UNITED NATIONS — In the midst of severe food shortages affecting perhaps a quarter of the population, to the backdrop of horrific human rights abuses, and in the shadows of an expanding and costly nuclear weapons program, the United Nations has responded to this dangerous situation inside North Korea with both carrots and sticks. First, the carrots. U.N. humanitarian agencies have warned that approximately five million North Koreans face food shortages, “despite a relatively good harvest.” An assessment by the Rome-based World Food Programme found that the country confronts a 542,000 ton food deficit. The relief agency recommends sending 305,000 tons of food aid to the most vulnerable population.

“The cereal rations provided by the Government through its public distribution system would likely contribute about half of the daily energy requirements,” advised Joyce Luma, WFP chief of food security analysis. She added, “A small shock in the future could trigger a severe negative impact and will be difficult to contain if these chronic deficits are not effectively managed.”

WFP adds that in recent years cereal production in North Korea has “stagnated at around 4.5 million tons annually, compared to the 5.3 million tons” needed.

Food shortages are nothing new in communist North Korea; they are usually blamed on the weather or natural calamity. Yet the problem remains the rigidly applied socialist system where farm collectives do not produce; similar to Mainland China in the 1950s and 1960s. China has changed.

In fact the epic famine of the 1990s still lurks in recent memory.
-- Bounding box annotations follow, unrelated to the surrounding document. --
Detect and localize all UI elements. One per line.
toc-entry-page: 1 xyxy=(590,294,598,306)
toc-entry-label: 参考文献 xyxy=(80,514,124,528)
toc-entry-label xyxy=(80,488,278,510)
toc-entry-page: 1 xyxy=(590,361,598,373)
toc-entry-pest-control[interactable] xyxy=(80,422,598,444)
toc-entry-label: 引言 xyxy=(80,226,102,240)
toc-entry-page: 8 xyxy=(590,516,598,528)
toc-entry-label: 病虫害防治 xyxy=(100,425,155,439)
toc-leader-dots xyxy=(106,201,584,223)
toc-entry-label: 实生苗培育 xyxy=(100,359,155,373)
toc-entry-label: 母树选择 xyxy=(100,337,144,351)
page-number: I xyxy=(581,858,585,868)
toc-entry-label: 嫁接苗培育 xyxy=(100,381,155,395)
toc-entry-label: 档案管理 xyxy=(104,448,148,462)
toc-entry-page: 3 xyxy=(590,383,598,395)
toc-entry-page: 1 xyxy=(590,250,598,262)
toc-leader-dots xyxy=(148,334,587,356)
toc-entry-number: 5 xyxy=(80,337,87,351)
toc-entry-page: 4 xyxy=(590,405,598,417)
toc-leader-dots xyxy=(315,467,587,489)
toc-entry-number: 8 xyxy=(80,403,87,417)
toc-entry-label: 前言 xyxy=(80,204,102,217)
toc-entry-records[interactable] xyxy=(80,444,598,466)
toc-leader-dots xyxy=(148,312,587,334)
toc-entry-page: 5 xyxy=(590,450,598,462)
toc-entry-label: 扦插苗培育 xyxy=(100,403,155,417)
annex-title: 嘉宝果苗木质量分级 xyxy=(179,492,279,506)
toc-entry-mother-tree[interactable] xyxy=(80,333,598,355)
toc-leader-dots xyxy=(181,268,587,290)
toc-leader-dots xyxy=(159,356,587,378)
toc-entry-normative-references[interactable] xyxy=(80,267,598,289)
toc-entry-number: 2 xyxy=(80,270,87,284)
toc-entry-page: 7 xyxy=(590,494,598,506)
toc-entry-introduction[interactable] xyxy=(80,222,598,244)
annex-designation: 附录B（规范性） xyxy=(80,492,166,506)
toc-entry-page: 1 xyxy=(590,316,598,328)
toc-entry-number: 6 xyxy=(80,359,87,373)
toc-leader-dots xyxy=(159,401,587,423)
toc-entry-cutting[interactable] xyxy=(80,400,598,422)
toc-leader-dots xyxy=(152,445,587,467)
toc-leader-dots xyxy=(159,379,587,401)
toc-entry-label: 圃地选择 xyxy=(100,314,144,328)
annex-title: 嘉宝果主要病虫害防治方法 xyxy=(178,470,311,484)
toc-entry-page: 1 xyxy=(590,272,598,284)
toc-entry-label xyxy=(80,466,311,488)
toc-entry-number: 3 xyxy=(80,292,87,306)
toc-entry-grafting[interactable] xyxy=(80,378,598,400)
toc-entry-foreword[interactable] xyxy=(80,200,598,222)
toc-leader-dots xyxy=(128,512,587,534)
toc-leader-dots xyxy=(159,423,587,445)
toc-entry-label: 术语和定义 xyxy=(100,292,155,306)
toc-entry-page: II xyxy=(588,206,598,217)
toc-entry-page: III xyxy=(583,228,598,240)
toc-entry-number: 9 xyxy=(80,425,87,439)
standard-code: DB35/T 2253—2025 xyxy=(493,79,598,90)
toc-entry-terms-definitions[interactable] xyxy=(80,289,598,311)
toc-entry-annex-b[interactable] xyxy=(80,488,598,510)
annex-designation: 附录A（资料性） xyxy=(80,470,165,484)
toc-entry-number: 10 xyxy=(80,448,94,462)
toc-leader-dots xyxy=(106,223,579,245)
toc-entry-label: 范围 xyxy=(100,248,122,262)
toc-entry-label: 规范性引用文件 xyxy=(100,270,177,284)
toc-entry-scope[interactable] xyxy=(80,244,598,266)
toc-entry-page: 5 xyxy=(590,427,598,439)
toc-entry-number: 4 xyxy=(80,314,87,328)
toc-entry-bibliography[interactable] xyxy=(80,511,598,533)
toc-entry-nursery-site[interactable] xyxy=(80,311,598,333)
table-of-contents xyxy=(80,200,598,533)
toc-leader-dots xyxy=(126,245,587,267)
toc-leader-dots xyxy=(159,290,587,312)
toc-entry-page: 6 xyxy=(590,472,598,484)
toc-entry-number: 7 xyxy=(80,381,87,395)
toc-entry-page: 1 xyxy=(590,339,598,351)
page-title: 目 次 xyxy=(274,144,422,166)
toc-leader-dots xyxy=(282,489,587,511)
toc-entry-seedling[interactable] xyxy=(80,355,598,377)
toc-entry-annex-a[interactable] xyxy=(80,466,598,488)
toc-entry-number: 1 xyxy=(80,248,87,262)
As specialist Jasper Becker recounts in his riveting account Rogue Regime; Kim Jong-il and the Looming Threat of North Korea, “The World Food Program (WFP) began by appealing for 21,000 tons of food for 500,000 people in 1995, and three years later it was feeding 8 million people, nearly half the population.” In the 1990s between 2 and 3 million people died.

Fast forward to 2010. The WFP states soberly,” North Korea’s economy has been growing at a sluggish pace of under one percent annually and for many years now has suffered significant food deficits,” warns an economist with the Food and Agriculture Organization, who adds “the performance of the important agriculture, forestry and fisheries sector has been erratic with negative annual growth rates in the last years.”